Studies about over-the-counter medications have shown that they are not effective for treating cold symptoms in babies and young children. Because they do not work, and because there is potential for serious side effects, we do not recommend using these medications to treat babies or young children. Please call our office for any fever noted in the first three months of life before giving acetaminophen (Tylenol). Do not use ibuprofen (Motrin or Advil) for a baby less than six months old. Do not use OTC cold medications to treat cough and cold symptoms in children under six years old.
Immunizations are critically important for the health of your child. These shots prevent life-threatening illnesses which could otherwise cause serious harm to your baby and to others.
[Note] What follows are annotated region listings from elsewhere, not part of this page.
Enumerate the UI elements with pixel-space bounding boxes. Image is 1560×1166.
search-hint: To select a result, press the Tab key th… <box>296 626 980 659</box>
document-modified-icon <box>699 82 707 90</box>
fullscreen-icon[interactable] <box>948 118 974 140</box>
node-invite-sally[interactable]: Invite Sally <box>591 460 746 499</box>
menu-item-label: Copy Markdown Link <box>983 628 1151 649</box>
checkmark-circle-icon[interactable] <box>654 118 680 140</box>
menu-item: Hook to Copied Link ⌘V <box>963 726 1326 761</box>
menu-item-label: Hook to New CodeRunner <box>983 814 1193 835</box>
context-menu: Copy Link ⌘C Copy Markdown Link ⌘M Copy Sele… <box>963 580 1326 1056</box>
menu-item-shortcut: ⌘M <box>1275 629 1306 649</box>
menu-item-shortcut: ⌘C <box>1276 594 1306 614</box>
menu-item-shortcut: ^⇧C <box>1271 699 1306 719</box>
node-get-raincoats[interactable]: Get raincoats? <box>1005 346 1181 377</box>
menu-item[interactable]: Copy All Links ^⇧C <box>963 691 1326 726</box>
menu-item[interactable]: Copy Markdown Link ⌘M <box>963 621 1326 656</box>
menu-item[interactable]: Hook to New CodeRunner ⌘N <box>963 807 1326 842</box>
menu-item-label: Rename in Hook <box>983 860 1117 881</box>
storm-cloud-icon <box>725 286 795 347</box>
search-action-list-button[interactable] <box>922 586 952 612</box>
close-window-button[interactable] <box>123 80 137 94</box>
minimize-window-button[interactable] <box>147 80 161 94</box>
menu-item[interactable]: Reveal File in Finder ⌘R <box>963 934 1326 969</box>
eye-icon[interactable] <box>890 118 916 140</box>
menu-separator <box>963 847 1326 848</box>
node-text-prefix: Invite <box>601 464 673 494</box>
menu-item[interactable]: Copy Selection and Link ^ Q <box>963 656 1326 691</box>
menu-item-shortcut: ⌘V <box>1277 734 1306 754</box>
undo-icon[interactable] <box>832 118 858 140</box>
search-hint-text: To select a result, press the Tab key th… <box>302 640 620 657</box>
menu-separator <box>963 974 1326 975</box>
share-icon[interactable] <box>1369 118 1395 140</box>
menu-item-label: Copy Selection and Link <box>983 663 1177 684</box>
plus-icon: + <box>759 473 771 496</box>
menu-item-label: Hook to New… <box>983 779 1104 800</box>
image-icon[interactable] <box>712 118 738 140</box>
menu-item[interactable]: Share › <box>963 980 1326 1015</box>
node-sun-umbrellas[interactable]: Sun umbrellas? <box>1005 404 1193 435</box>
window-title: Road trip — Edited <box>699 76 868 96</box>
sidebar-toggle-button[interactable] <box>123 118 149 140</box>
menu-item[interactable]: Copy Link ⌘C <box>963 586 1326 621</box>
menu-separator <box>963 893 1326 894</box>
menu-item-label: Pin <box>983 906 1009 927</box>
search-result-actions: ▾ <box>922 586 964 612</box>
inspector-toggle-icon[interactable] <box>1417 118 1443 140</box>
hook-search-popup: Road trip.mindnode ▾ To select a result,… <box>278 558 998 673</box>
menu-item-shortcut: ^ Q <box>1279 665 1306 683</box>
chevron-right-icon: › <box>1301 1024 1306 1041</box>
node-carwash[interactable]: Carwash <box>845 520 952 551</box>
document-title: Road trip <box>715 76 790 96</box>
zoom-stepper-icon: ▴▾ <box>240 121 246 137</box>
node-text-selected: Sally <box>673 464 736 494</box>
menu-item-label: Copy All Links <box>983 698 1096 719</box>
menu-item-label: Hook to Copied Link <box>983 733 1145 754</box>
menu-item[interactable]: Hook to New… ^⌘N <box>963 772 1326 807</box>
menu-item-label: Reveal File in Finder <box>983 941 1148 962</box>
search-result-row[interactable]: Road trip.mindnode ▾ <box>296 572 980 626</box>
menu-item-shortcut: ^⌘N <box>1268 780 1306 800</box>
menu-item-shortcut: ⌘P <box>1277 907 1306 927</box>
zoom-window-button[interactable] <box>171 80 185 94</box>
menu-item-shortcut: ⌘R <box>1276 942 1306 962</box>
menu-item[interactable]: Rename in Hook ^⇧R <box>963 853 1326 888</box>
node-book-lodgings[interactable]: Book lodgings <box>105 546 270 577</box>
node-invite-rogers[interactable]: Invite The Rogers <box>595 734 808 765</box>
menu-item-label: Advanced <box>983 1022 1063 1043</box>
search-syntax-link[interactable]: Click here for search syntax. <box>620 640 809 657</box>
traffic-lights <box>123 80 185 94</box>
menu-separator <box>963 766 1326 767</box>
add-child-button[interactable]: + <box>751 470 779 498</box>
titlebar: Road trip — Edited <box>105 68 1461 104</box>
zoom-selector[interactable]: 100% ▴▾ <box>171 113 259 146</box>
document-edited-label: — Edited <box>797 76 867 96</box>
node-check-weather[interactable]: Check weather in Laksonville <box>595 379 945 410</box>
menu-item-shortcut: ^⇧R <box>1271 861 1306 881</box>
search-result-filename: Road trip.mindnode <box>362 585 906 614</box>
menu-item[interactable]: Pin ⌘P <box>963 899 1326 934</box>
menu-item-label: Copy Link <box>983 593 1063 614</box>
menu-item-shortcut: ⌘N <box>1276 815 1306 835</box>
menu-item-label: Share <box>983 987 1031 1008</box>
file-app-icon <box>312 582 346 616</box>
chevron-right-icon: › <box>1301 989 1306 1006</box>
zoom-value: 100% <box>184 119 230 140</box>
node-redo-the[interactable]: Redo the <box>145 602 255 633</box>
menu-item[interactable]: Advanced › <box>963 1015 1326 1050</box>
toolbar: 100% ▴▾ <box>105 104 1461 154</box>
All of the pediatricians at Garden City Pediatrics feel that routine immunization is an integral part of good medical practice. This is in accordance with recommendations by the American Academy of Pediatrics (AAP) and the Center for Disease Control and Prevention (CDC). Immunizations undergo extensive testing for safety and efficacy before they are recommended for general use. You can always discuss your questions about immunizations with your physician.
Your baby will need to have several appointments with the pediatrician during the first years of life. These visits are very important. Your baby will need to receive immunizations to protect against serious illnesses, and frequent examinations will ensure that your baby is growing and developing well. It is helpful to keep a copy of your baby's immunization record and bring this to every visit, as well as a list of any questions you may have. Your baby's doctor will tell you when the first office visit should be arranged. This usually occurs in the first week of life.